La muerte de un héroe
«(En ese momento) Salafranca recibió una herida en el vientre. Trató el practicante de curarle y el capitán, con un absoluto desprecio de la vida, se negó a ello. En tanto, la harca enemiga atacó la posición por el lado de la Artillería, que consumió todas sus municiones, tirando con fuego rápido y espoleta al cero; los rifeños cayeron sobre las piezas y el gran Salafranca, falto ya de municiones, con los pocos hombres que le quedaban y las tripas en la mano, mandó armar el cuchillo y trató de ir a defender la Artillería; pero otro balazo en el pecho le impidió prolongar la defensa», añade Munilla.
A pesar de este último balazo, Salafranca todavía pudo continuar la resistencia unos minutos más. «Varias veces herido de bala, el capitán Salafranca, chorreando sangre, con las entrañas en la mano, aún sentía el noble vértigo de la lucha. Y, sobreponiéndose al espantoso sufrimiento que, sin duda, experimentaba, seguía al frente de sus tropas», completa el periodista de ABC en su texto publicado en 1921.
Pero, herido de gravedad, Salafranca perdió el conocimiento por breves minutos. Cuando volvió a abrir los ojos, entre disparos y sin fuerzas dio sus últimas órdenes: pidió papel para escribir a su madre, entregó la cartera con el dinero de la compañía a un teniente de Artillería y animó a los pocos supervivientes que quedaban. Después, cerró los ojos para no volver a abrirlos más.
Fin de la resistencia
Con la mayoría de sus superiores caídos y Salafranca muerto, poco pudieron hacer los escasos soldados que quedaban. Así pues, tras cuatro horas de combate, los enemigos entraron en el campamento deseosos de cortar cuellos españoles. «En cada compañía había un oficial moro que se correspondía con el mando más bajo.

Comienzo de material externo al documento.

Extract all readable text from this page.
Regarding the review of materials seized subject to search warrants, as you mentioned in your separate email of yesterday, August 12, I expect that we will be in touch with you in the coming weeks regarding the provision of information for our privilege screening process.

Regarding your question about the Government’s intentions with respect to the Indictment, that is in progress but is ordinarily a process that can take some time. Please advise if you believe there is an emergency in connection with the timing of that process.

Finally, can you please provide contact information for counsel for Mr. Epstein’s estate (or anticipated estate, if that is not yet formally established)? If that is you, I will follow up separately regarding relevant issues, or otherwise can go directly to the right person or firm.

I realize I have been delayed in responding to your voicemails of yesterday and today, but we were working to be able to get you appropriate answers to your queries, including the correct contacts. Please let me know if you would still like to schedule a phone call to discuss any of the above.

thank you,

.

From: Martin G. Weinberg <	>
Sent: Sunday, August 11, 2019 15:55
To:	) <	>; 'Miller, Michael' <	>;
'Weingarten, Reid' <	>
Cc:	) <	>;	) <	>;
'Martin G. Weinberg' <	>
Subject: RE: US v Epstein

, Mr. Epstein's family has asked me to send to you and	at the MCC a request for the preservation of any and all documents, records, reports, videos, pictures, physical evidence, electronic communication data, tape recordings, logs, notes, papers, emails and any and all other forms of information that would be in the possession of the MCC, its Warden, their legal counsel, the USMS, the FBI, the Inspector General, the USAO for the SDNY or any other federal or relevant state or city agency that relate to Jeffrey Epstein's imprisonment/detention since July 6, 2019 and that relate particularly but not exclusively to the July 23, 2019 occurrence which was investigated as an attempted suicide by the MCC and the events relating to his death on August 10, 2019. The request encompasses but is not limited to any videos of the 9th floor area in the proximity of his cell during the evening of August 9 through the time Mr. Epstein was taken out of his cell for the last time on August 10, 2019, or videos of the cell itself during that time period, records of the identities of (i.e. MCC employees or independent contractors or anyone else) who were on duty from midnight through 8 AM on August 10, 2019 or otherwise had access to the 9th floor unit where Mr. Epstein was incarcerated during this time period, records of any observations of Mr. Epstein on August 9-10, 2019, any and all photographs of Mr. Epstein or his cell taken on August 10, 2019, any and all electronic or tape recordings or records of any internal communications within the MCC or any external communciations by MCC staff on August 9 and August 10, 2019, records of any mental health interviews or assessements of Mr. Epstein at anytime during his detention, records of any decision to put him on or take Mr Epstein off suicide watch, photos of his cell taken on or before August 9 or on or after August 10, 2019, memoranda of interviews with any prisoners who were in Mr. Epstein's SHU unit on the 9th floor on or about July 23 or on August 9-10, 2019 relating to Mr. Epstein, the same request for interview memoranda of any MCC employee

En Abarrán, el último oficial en dirigir la defensa de los españoles fue el moro, quien, cuando los enemigos tomaron la posición, se pegó un tiro en la cabeza. En la posición murieron todos los oficiales, hasta el teniente de artillería que mandaba los cañones. Cuando cayó la defensa, los pocos supervivientes que quedaron bajaron un barranco y corrieron por su vida. Hubo unos 40 supervivientes», destaca el coronel.
Perdida la posición, los rifeños saquearon el campamento y se vanagloriaron de haber vencido por primera vez a los españoles en una batalla en campo abierto. La derrota fue un duro mazazo para las tropas españolas que, no obstante, también pudieron sacar pecho ante la heroica defensa de Salafranca y sus hombres. En los días posteriores, los diarios de la Península llenaron portadas y páginas recordando a los valerosos héroes de Abarrán. Tan épico fue el combate, que el madrileño obtendría en 1924 la Cruz Laureada de San Fernando.